To qualify as a diagnostic pap test, the order must be accompanied by an appropriate ICD-9 code designating the indication for testing.

A screening pap test is generally covered under Medicare once every two years; however, more frequent screening (i.e., annual), may be covered in childbearing age women, or if one of the following CMS defined high risk indicators is present:

  • Early onset of sexual activity (under age 16 years)
  • Multiple sexual partners (more than five in a lifetime)
  • History of sexually transmitted disease (including HIV)
  • Fewer than three negative pap tests within the past seven years
  • History of in utero DES exposure

Screening pap test orders must be accompanied by ICD-9 code V76.2 (for low risk) or V15.89 (for high risk).
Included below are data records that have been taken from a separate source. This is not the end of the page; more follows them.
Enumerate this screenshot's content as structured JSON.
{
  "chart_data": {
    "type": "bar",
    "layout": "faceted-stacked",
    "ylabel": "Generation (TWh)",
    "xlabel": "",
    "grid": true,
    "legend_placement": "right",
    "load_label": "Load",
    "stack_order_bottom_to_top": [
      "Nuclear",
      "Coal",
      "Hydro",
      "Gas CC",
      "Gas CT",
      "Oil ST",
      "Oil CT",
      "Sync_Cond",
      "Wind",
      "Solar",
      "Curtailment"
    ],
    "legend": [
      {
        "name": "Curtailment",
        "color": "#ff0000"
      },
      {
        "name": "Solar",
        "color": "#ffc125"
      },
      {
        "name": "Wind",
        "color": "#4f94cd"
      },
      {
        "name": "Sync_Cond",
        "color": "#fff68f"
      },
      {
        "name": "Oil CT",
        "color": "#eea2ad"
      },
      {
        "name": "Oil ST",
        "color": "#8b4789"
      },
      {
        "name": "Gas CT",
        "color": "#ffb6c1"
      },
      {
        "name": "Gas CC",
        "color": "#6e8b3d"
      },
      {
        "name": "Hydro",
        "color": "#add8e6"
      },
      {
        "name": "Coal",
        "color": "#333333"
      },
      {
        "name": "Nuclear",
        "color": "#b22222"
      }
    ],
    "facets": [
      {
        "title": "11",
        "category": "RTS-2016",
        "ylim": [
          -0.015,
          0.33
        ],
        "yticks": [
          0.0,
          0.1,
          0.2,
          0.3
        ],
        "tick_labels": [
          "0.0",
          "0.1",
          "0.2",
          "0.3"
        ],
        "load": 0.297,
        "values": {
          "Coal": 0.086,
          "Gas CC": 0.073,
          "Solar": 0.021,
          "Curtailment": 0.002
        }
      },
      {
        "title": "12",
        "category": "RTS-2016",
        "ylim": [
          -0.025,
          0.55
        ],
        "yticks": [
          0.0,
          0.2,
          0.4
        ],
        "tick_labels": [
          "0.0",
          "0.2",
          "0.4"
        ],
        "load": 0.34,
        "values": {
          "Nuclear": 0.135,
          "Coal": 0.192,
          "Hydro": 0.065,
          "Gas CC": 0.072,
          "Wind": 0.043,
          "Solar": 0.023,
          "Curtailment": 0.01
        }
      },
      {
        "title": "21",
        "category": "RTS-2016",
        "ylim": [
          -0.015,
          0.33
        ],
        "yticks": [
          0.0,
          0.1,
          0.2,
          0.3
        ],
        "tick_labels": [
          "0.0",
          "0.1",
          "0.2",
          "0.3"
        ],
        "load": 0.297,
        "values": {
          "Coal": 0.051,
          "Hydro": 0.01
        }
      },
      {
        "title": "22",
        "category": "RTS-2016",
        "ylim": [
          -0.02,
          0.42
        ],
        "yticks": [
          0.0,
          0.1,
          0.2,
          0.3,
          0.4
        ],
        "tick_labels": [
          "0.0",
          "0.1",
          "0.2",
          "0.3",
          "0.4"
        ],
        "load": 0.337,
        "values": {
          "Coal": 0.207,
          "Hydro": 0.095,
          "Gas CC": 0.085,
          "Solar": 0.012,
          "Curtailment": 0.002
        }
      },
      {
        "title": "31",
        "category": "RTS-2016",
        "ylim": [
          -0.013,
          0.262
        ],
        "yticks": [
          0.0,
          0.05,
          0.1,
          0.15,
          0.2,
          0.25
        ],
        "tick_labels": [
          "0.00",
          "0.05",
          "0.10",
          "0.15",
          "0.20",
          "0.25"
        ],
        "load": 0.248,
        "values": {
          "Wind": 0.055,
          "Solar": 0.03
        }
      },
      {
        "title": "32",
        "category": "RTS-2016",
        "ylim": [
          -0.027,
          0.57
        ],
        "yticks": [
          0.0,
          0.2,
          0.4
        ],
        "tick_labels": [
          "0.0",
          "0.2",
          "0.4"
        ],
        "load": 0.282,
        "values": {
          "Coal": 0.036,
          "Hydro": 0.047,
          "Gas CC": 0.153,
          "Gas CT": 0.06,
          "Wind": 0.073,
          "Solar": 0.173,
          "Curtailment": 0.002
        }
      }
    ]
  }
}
The type of pap test order (screening or diagnostic) should be indicated in the appropriate box on the Anatomic pathology/cytology request form (temporarily, at the bottom of the form), with appropriate ICD-9 code(s) entered in the ICD-9 boxes.

The CPT code for diagnostic for all payers (including Medicare): Conventional Pap Smear: 88164 Liquid-base Pap: 88142.

The CPT code for screening for all payers (except Medicare) are the same as the CPT code for the diagnostic pap.

The CPT code for screening for Medicare patients: Conventional Pap: P3000 Liquid-base Pap: G0123.